Могу ошибаться, но у меня создалось стойкое впечатление, что сериал «Мир! Дружба! Жвачка» - это 90-ые, пропущенные через сознание подростка, росшего в те времена. Сознание, которое в данном случае выступает, как некий фильтр,  который отсеивает все не интересное и не важное для этого подростка и позволяет ему (и нам вместе с ним) сконцентрироваться на самом важном.  Не на финансовых пирамидах и нюансах их построения, а на приставке «Денди» с ее угловатыми файтингами, на «чупа-чупсах», на мире, дружбе, жвачке… и любви.

Главный герой сериала, Саша Рябинин – это собирательный образ парня из безымянного провинциального городка, парня, чей переходный возраст совпал с переходным возрастом нашей «старо-новой» страны. Саша вместе с друзьями обитает на крыше скучной серой многоэтажки, в своем, личном мире детства – с высоты которого все проблемы людей внизу кажутся мелкими и незначительными. За челку, как у Саши, в любом приличном дворе местные хулиганы наваляли бы по полной программе – что, в общем-то, с Сашей и происходит, когда он вместе с друзьями забредает на территорию Цыгана и его дружков – обитающих, к слову, под мостом, на этаком своеобразном «дне социума». Собственно, очередная стычка с Цыганом и провоцирует запускающее действие сюжета: убегая от хулиганов, Саша и его новая подружка, Женя, угоняют и разбивают машину кавказца Зураба – местного криминального авторитета, чья бригада находится в состоянии холодной войны с бригадой афганцев Сашиного дяди, Алика. Таким образом, семья Саши оказывается между двух огней: с одной стороны – кавказцы, чужие, злые, жестокие, с другой стороны – Алик, вроде бы свой, и в то же время все равно – бандит. И поначалу родители Алика отчаянно пытаются удержаться на том самом китайском канате и не свалиться вниз, к пираньям: они не хотят ни становиться кормом, ни обзаводиться зубами и присоединяться к этим хищным тварям. Несмотря на то, что жизнь у них далеко не сахар - мама Саши, Надежда, торгует на рынке, а отец, Федор, преподает в университете и втайне мечтает стать известным писателем – чета Рябининых до последнего старается жить по совести. Однако их союз, как кажется, изначально обречен на провал – они разные, как лед и пламень: Федор – это русская интеллигенция во плоти, и, как и подобает русской интеллигенции, он пытается эмигрировать за рубеж в мифическую Америку; Надежда же – хабалка, боевитая, хваткая тетка, не чурающаяся работы на рынке во благо семьи, которую от адаптации к новым правилам игры сдерживает только отец и его жесткое воспитание. Реальность в итоге ломает их обоих: Федор, потеряв возможность уехать, разочаровывается в своем таланте и безвольно плывет по течению, Надежда благополучно убивает в себе совесть, когда судьба ставит ее перед неравноценным выбором – работать честно, но за гроши, или же дурить людей, но за такие деньги, что и на стол хватит накрыть, и на сапоги из Италии останется… 
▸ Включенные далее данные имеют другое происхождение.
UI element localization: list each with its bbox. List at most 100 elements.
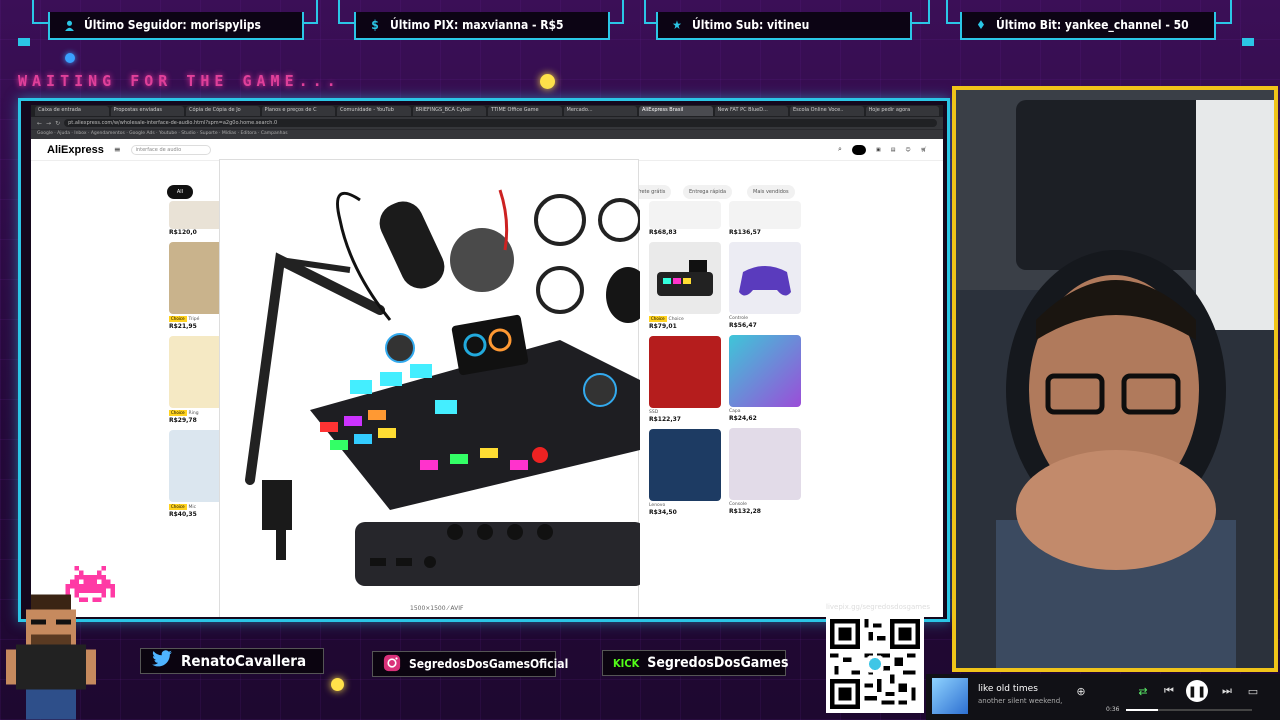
product-card[interactable]: R$68,83 xyxy=(649,201,721,236)
album-art xyxy=(932,678,968,714)
product-card[interactable]: R$136,57 xyxy=(729,201,801,236)
livepix-qr-code xyxy=(826,615,924,713)
product-card[interactable]: Capa R$24,62 xyxy=(729,335,801,422)
product-image xyxy=(729,201,801,229)
pixel-avatar xyxy=(6,594,96,720)
browser-tab[interactable]: Planos e preços de C xyxy=(261,106,335,116)
browser-tab[interactable]: Propostas enviadas xyxy=(110,106,184,116)
url-field[interactable]: pt.aliexpress.com/w/wholesale-interface-… xyxy=(64,119,937,127)
browser-tab[interactable]: Mercado... xyxy=(563,106,637,116)
product-price: R$79,01 xyxy=(649,323,677,330)
product-column-right-1: R$68,83 Choice Choice R$79,01 SSD R$122,3… xyxy=(649,201,721,516)
search-input[interactable]: interface de audio xyxy=(130,144,211,155)
last-bit-text: Último Bit: yankee_channel - 50 xyxy=(996,18,1189,32)
next-icon[interactable]: ⏭︎ xyxy=(1218,682,1236,700)
browser-tab[interactable]: TTIME Office Game xyxy=(488,106,562,116)
cart-icon[interactable]: 🛒︎ xyxy=(921,147,927,153)
product-column-right-2: R$136,57 Controle R$56,47 Capa R$24,62 C… xyxy=(729,201,801,515)
product-card[interactable]: SSD R$122,37 xyxy=(649,336,721,423)
browser-tab[interactable]: New FAT PC BlueD... xyxy=(714,106,788,116)
coin-icon xyxy=(331,678,344,691)
accent-block xyxy=(18,38,30,46)
last-pix-alert: $ Último PIX: maxvianna - R$5 xyxy=(354,12,610,40)
last-sub-text: Último Sub: vitineu xyxy=(692,18,810,32)
product-card[interactable]: Choice Choice R$79,01 xyxy=(649,242,721,330)
kick-handle: KICK SegredosDosGames xyxy=(602,650,788,676)
camera-search-icon[interactable]: ⌕ xyxy=(838,145,842,154)
elapsed-time: 0:36 xyxy=(1106,706,1120,713)
product-price: R$24,62 xyxy=(729,415,757,422)
language-icon[interactable]: ▤ xyxy=(891,147,896,153)
product-card[interactable]: Console R$132,28 xyxy=(729,428,801,515)
product-image xyxy=(729,335,801,407)
screen-capture-frame: Caixa de entrada Propostas enviadas Cópi… xyxy=(18,98,950,622)
shuffle-icon[interactable]: ⇄ xyxy=(1134,682,1152,700)
product-price: R$122,37 xyxy=(649,416,681,423)
browser-tab[interactable]: Hoje pedir agora xyxy=(865,106,939,116)
star-icon: ★ xyxy=(672,18,682,32)
menu-icon[interactable]: ≡ xyxy=(114,145,121,154)
filter-chip-all[interactable]: All xyxy=(167,185,193,199)
progress-bar[interactable] xyxy=(1126,709,1252,711)
audio-interface-kit-image xyxy=(245,189,650,586)
gem-icon: ♦ xyxy=(976,18,986,32)
browser-tabs: Caixa de entrada Propostas enviadas Cópi… xyxy=(31,105,943,117)
webcam-feed xyxy=(956,90,1274,668)
product-label: Lenovo xyxy=(649,503,666,508)
browser-tab[interactable]: Caixa de entrada xyxy=(35,106,109,116)
blue-dot xyxy=(65,53,75,63)
product-price: R$132,28 xyxy=(729,508,761,515)
instagram-username: SegredosDosGamesOficial xyxy=(409,657,569,671)
filter-chip[interactable]: Entrega rápida xyxy=(683,185,733,199)
product-image xyxy=(649,201,721,229)
product-image-preview[interactable]: 1500×1500 ⁄ AVIF xyxy=(219,159,650,617)
browser-tab[interactable]: Comunidade - YouTub xyxy=(337,106,411,116)
aliexpress-header: AliExpress ≡ interface de audio ⌕ ▣ ▤ ☺ … xyxy=(31,139,943,161)
twitter-handle: RenatoCavallera xyxy=(140,648,324,674)
forward-icon[interactable]: → xyxy=(46,120,51,127)
pause-button[interactable]: ❚❚ xyxy=(1186,680,1208,702)
product-price: R$34,50 xyxy=(649,509,677,516)
track-artist: another silent weekend, l xyxy=(978,697,1062,705)
last-pix-text: Último PIX: maxvianna - R$5 xyxy=(390,18,564,32)
app-icon[interactable]: ▣ xyxy=(876,147,881,153)
reload-icon[interactable]: ↻ xyxy=(55,120,60,127)
webcam-frame xyxy=(952,86,1278,672)
twitter-icon xyxy=(151,650,173,672)
kick-icon: KICK xyxy=(613,656,640,670)
product-label: Console xyxy=(729,502,747,507)
last-follower-alert: Último Seguidor: morispylips xyxy=(48,12,304,40)
browser-tab[interactable]: BRIEFINGS_BCA Cyber xyxy=(412,106,486,116)
qr-label: livepix.gg/segredosdosgames xyxy=(826,603,931,611)
music-player: like old times another silent weekend, l… xyxy=(926,674,1280,720)
image-size-caption: 1500×1500 ⁄ AVIF xyxy=(410,605,464,612)
add-icon[interactable]: ⊕ xyxy=(1072,682,1090,700)
bookmarks-bar[interactable]: Google · Ajuda · Inbox · Agendamentos · … xyxy=(31,129,943,139)
product-card[interactable]: Controle R$56,47 xyxy=(729,242,801,329)
browser-window: Caixa de entrada Propostas enviadas Cópi… xyxy=(31,105,943,617)
last-sub-alert: ★ Último Sub: vitineu xyxy=(656,12,912,40)
browser-tab[interactable]: Escola Online Voce.. xyxy=(790,106,864,116)
last-follower-text: Último Seguidor: morispylips xyxy=(84,18,261,32)
product-label: Controle xyxy=(729,316,749,321)
last-bit-alert: ♦ Último Bit: yankee_channel - 50 xyxy=(960,12,1216,40)
browser-tab-active[interactable]: AliExpress Brasil xyxy=(639,106,713,116)
devices-icon[interactable]: ▭ xyxy=(1244,682,1262,700)
back-icon[interactable]: ← xyxy=(37,120,42,127)
search-button[interactable] xyxy=(851,144,866,155)
account-icon[interactable]: ☺ xyxy=(905,147,910,153)
product-price: R$56,47 xyxy=(729,322,757,329)
aliexpress-logo[interactable]: AliExpress xyxy=(47,144,104,156)
product-image xyxy=(729,428,801,500)
accent-block xyxy=(1242,38,1254,46)
product-price: R$136,57 xyxy=(729,229,761,236)
product-card[interactable]: Lenovo R$34,50 xyxy=(649,429,721,516)
product-price: R$68,83 xyxy=(649,229,677,236)
instagram-icon xyxy=(383,654,401,675)
browser-tab[interactable]: Cópia de Cópia de Jo xyxy=(186,106,260,116)
product-image xyxy=(729,242,801,314)
filter-chip[interactable]: Mais vendidos xyxy=(747,185,795,199)
user-icon xyxy=(62,18,76,32)
previous-icon[interactable]: ⏮︎ xyxy=(1160,682,1178,700)
instagram-handle: SegredosDosGamesOficial xyxy=(372,651,568,677)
Впрочем, что мы все о скучных взрослых? Разве кого-то из детей по-настоящему волную их проблемы? А мы ведь смотрим на 90-ые глазами подростка, Саши, и его друзей. Мы воем от тоски, глядя на родителей, которые суетятся ради нелепых цветных бумажек с портретом Ленина. Мы восхищаемся дядей Аликом, который носит темные очки, ездит на байке без шлема и вообще по ощущениям круче Сталлоне, а, может, даже Чака Норисса (пусть говорить об этом стоит шепотом, а лучше про себя). Мы искренне любим соседскую девочку Женю, которую неким чудесным ветром занесло к нам в дом, и соперничаем в борьбе за ее сердце с лучшим другом Вовкой. Мы втихую смеемся над странным парнем Ильей, но готовы всегда помочь ему разобраться с его тараканами, потому что он наш друг… а почему он наш друг, нам совершенно не важно, просто так сложилось, живем мы рядом. Мы боимся кавказцев, потому что они громкие и страшные, но Цыгана и его дружков-наркоманов из-под моста мы боимся все-таки чуточку больше, потому что они уже делали нам больно, а кавказцы только грозятся. Мы боимся Цыгана – но в то же время, когда нам плохо, мы хотим забыться вместе с ним и его дружками и смотреть не на серый безнадежный мир, а на мир цветной, яркий, как в наших любимых мультфильмах, которые мы еще не успели разлюбить. Мы еще верим, что сексом занимаются только сумасброды и мерзавцы, и предпочитаем пистолету и любому другому оружию баян – в смысле музыкальный инструмент, а не то, о чем подумал бы Цыган. Мы живем одним днем, одним моментом и хотим выжать из него максимум – как та лабораторная крыса, которая, жажда получить заветный разряд положительных эмоций, безостановочно жмет на кнопку с надписью «Удовольствие».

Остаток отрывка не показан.